As tartarugas marinhas já estão na temporada de desova no litoral de Fortaleza. Para garantir uma boa desova, é necessário preservar os ninhos, suscetíveis aos eventos da natureza como chuva forte, ou a ação humana. A grande maioria das espécies de tartarugas marinhas correm risco de extinção.
Há ocorrência de ninhos em pontos com intensa movimentação de pessoas, como a Praia do Futuro e Sabiaguaba. Segundo o Instituto Verdeluz, entidade especializada no resgate e preservação dessas tartarugas, é possível identificar tais ninhos e tomar cuidados para garantir uma desova tranquila.
Um dos sinais mais fortes da presença de um ninho é o rastro da mãe tartaruga.
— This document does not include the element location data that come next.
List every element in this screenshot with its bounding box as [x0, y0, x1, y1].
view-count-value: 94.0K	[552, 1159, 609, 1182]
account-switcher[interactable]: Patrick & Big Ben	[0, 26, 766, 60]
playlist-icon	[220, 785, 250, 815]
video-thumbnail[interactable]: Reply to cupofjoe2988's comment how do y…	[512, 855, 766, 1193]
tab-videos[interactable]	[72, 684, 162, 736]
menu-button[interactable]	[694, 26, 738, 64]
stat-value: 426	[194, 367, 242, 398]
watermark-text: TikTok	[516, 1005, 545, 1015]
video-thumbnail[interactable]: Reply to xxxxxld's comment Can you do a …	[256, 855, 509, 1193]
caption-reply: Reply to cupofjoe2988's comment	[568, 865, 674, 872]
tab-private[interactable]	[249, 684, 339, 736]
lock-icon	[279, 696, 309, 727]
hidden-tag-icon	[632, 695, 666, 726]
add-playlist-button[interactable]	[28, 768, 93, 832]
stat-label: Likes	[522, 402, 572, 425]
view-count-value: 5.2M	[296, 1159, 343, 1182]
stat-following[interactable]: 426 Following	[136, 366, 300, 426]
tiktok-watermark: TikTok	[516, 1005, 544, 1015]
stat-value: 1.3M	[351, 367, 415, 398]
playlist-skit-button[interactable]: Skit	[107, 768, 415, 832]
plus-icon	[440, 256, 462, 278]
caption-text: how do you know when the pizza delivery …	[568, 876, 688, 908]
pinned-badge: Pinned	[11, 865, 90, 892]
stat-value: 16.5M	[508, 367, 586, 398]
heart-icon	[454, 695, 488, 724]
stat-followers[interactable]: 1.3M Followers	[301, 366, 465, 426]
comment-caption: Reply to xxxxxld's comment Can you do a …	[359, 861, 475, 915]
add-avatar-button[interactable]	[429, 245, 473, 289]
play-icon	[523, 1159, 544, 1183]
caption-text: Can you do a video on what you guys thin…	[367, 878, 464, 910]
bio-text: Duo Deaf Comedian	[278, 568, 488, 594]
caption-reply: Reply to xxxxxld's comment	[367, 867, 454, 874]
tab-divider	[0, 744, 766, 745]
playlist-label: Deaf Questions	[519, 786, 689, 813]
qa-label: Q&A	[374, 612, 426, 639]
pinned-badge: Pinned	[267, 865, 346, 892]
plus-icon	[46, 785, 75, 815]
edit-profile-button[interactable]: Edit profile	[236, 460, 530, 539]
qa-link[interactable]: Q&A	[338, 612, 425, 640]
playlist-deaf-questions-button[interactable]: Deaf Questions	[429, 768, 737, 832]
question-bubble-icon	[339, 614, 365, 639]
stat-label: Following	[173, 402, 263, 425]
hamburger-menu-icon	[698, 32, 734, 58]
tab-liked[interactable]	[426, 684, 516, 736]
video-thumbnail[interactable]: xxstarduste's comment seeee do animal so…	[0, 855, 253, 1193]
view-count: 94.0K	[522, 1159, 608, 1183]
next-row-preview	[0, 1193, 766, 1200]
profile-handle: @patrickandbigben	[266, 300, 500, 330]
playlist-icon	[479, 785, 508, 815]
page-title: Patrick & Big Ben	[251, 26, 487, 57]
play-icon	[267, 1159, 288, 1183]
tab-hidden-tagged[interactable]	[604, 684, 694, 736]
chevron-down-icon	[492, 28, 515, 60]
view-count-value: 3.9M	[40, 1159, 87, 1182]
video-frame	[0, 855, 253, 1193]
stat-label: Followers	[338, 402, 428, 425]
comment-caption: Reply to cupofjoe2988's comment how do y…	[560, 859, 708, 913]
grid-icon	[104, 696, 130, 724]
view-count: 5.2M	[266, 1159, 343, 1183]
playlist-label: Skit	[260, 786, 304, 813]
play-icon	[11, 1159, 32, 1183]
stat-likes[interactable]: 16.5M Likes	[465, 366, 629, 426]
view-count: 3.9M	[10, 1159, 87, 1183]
Ele é similar à marca deixada por um trator na areia, o rastro revela o trajeto percorrido pela mãe tartaruga do mar até o local de desova. Já a cama, ou ninho, pode ser identificado pela presença do rastro e pela formação de um buraco “recém coberto” na areia.
Se houver muita sorte, é possível avistar uma tartaruga mãe durante a noite ou ao amanhecer. No entanto, é crucial manter uma distância segura e evitar perturbá-la, pois qualquer iluminação ou presença estranha irá assustá-la e fazê-la fugir sem desovar.
O próximo passo é isolar a área do ninho com o que achar (pedaços de madeiras e cordas). É essencial contactar ajuda especializada para lidar com os ovos, como o próprio Verdeluz (contato no fim do texto). Ao relatar a ocorrência, é importante fornecer uma foto do ninho e sua localização precisa, com algum ponto de referência.
“O trabalho que o Instituto Verdeluz faz só é possível porque tem moradores e turistas das praias que estão lá todo dia e nos avisam quando acham um ninho que não pudemos achar durante o monitoramento semanal”, afirma Alice Frota Feitosa, Bióloga e Coordenadora Geral do Programa Gtar-Verdeluz (Tartarugas do Futuro), do Instituto Verdeluz.